Representatives of Turkey appear, too. Here, as with some of the scenes of the Armenian “Young Turks,” the movie is at its most disturbing. Few histories cast any doubt on the Turkish army’s wholesale massacre of the Armenian citizenry. Yet these representatives vehemently lecture young Turkish-Americans in workshops, or blandly address the camera, exuding an air of wounded reason, their eyes shifting or glazing over.

They all agree: there was no massacre. A huge mistake. The explanation for the disappearance or scattering of over a million people? It was a war, full of mass confusion, bloodshed, people running here and there, getting killed. Who could keep track? It was nobody’s fault. It was awful. And the worst victims of all, one spokesman blandly assures us, were the Turks themselves, maligned for something they never did.

“Back to Ararat” is well shot by Holmquist and his crew, and beautifully scored to the mournful tunes of Armenian composer Komitas, who never composed again after the massacre. It’s difficult to watch it without a sense of outrage: not directed against the Turkish people, but against the brutal tyrants who ruled over them in 1915 and hatched the inhuman stratagem of emptying an entire land. And it’s hard not to feel anguish, not just for for the million or more Armenians, but for every helpless group of people in the history of this world, whether Armenians, European Jews, Ukrainians, American Indians, Africans or Cambodians, crushed in the juggernaut of politics, enslaved or slaughtered by callous, cruel and vain leaders who believe themselves above the law and humanity.

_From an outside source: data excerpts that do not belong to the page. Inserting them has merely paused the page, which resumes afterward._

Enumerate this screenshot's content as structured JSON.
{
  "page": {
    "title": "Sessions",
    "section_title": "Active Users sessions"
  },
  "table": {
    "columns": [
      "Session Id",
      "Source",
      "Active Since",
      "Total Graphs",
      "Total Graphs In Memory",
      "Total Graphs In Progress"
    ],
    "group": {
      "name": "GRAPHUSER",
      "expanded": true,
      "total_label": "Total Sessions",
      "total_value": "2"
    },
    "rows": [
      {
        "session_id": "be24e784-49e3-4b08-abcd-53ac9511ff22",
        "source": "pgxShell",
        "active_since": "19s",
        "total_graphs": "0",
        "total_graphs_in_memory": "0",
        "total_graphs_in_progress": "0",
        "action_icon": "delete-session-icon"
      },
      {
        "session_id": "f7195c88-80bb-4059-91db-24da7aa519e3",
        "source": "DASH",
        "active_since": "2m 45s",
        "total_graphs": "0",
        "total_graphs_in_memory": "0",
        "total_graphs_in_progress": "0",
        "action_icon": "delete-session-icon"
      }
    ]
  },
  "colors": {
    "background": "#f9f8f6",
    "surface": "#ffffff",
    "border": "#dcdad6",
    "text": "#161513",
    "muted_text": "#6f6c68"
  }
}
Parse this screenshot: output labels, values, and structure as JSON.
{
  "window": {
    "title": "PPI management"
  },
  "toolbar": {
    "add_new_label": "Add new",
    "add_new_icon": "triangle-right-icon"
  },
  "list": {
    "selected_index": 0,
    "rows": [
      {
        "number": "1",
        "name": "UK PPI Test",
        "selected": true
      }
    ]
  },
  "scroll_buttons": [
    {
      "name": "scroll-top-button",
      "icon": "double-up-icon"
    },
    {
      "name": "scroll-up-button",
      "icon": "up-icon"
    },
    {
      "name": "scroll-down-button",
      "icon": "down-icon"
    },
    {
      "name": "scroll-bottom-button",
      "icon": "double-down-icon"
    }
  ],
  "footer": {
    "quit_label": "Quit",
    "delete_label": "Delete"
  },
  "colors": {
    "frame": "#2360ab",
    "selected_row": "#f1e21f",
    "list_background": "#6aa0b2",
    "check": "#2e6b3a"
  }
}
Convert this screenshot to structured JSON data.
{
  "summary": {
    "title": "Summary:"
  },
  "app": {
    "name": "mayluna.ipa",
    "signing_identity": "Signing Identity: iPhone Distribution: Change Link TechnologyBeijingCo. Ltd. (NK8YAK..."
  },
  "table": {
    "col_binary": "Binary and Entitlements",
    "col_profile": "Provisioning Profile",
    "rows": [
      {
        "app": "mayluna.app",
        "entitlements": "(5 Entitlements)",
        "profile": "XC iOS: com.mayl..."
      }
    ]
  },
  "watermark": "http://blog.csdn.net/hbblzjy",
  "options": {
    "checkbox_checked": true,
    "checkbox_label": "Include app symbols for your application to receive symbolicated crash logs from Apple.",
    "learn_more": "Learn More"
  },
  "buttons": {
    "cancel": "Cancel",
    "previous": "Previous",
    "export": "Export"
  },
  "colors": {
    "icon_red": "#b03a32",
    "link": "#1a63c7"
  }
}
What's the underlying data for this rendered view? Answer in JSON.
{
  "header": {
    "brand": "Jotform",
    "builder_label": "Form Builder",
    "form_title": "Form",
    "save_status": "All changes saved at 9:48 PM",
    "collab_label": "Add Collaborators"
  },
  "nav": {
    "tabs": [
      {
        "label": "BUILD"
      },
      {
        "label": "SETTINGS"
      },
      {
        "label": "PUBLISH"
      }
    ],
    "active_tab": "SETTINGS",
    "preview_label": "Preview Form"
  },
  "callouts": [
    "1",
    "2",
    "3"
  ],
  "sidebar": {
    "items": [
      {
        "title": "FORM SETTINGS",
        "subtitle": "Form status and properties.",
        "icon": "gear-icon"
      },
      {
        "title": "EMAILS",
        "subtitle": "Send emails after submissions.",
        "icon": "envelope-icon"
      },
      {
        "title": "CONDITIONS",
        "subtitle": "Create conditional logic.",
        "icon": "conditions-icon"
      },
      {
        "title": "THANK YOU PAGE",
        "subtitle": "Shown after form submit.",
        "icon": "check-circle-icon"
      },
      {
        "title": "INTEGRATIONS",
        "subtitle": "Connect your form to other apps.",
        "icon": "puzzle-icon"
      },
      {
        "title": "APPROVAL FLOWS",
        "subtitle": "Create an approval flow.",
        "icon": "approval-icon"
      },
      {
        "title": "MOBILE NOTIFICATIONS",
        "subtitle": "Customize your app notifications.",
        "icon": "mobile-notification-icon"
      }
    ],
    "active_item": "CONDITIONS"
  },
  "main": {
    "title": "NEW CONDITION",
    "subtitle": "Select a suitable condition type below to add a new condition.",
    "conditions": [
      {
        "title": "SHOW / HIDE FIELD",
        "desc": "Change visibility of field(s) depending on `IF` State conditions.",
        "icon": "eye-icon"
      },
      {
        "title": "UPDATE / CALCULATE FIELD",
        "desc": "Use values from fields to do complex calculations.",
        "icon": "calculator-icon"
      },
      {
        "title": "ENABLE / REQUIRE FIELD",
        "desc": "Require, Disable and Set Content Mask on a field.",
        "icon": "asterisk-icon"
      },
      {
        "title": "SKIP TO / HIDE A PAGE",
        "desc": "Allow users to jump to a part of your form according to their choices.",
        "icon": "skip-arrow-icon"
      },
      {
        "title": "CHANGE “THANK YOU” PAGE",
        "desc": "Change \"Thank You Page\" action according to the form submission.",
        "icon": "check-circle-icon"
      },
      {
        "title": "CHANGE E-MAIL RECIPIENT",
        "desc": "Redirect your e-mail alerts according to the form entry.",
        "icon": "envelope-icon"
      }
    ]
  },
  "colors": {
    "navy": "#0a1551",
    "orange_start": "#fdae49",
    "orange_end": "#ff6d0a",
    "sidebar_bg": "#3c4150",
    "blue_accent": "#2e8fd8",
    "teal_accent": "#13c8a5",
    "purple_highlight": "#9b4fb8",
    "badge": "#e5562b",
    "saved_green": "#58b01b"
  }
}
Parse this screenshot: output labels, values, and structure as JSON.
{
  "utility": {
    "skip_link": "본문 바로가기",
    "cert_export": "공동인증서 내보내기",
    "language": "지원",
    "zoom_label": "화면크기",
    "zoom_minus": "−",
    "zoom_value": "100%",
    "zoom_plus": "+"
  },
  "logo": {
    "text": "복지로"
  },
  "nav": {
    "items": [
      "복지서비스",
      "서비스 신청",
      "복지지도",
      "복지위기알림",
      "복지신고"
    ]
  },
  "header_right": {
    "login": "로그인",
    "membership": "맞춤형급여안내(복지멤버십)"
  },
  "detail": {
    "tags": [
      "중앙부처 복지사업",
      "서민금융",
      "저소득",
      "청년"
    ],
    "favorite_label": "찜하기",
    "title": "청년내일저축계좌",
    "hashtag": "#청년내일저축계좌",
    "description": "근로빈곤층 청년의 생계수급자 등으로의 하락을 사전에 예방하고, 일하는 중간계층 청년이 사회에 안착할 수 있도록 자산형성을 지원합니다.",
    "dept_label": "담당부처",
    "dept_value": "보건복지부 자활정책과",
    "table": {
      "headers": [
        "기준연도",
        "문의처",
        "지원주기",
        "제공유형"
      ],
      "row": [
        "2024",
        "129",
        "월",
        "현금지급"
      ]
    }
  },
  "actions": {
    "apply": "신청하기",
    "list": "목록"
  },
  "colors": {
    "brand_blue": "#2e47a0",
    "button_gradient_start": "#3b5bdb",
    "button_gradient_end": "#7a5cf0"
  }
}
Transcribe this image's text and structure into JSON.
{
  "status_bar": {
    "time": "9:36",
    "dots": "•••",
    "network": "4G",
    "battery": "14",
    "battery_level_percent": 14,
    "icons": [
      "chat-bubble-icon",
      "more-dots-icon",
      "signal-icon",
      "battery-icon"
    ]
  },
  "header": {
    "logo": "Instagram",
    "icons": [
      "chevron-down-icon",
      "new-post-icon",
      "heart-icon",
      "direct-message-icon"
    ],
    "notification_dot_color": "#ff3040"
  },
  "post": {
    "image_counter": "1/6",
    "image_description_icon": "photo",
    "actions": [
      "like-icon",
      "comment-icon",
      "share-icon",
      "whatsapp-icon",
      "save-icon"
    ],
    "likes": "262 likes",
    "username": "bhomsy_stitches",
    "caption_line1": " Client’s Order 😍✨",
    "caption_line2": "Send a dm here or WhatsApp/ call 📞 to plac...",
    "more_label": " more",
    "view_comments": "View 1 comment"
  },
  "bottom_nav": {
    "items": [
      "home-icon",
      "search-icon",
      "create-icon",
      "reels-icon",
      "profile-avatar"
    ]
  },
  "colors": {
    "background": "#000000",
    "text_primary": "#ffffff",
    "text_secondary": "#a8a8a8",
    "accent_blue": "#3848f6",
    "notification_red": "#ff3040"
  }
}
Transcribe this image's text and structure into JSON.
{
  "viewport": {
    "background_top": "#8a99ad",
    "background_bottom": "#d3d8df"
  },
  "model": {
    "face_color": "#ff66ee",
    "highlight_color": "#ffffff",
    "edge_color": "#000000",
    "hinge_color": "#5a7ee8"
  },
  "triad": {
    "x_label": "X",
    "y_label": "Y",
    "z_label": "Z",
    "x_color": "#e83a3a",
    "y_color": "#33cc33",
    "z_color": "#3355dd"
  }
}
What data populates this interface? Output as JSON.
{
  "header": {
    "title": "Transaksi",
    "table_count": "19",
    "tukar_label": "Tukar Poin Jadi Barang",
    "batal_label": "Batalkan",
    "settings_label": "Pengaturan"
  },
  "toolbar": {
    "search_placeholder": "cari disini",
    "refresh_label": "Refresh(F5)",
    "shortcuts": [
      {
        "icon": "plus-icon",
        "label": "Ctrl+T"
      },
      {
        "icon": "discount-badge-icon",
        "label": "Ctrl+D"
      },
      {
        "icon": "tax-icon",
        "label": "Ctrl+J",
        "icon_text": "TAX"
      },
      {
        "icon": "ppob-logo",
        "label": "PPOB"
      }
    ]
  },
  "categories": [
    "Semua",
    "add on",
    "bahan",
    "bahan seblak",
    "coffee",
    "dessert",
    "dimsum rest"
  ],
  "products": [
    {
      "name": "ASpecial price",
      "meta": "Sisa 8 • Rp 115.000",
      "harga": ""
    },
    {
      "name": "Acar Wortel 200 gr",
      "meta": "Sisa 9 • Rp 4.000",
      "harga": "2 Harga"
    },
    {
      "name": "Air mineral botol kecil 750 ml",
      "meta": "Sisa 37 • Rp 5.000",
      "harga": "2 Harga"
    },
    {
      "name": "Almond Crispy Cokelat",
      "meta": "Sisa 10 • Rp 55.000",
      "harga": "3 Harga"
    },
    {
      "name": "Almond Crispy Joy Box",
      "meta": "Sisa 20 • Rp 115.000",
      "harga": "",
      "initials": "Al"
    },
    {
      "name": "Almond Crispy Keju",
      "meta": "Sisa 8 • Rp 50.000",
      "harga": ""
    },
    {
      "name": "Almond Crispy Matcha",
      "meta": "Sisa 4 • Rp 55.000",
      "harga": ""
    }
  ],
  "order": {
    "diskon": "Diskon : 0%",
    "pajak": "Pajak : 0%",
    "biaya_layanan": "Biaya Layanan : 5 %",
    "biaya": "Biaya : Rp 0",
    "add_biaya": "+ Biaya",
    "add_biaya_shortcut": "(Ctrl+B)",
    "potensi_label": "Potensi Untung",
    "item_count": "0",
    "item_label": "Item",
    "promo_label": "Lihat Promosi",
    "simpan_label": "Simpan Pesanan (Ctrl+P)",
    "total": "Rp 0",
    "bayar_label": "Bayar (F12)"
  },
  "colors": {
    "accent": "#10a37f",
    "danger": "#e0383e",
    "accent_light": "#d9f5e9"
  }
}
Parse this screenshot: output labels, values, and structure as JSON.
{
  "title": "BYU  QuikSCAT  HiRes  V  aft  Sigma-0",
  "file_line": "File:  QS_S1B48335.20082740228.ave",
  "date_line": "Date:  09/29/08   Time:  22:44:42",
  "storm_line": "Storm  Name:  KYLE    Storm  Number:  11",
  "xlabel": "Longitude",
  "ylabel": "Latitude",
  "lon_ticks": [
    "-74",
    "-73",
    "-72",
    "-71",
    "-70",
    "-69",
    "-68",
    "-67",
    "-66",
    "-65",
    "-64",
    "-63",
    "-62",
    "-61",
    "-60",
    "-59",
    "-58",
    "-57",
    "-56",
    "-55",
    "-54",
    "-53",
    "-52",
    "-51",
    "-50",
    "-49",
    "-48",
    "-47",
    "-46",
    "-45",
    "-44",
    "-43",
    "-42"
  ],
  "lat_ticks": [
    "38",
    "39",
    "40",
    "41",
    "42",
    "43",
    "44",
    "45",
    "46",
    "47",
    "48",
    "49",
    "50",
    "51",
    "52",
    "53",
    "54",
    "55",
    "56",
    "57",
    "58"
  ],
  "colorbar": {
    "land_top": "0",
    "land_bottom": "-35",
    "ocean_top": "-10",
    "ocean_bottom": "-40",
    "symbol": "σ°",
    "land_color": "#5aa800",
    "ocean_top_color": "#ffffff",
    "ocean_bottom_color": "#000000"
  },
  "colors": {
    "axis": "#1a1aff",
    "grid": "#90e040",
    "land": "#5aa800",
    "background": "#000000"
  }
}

“Back to Ararat” (Times-rated: Mature, for adult themes and content) should probably be seen by every person of Armenian and Turkish descent in this city. (In a strange way, one hopes it might reconcile them, at least in a mutual recognition of this terrible history.) And it should be seen as well by those of us who may forget the sheer murderous enormity of what our leaders sometimes do in the name of history’s necessity and their nation’s rightful destiny.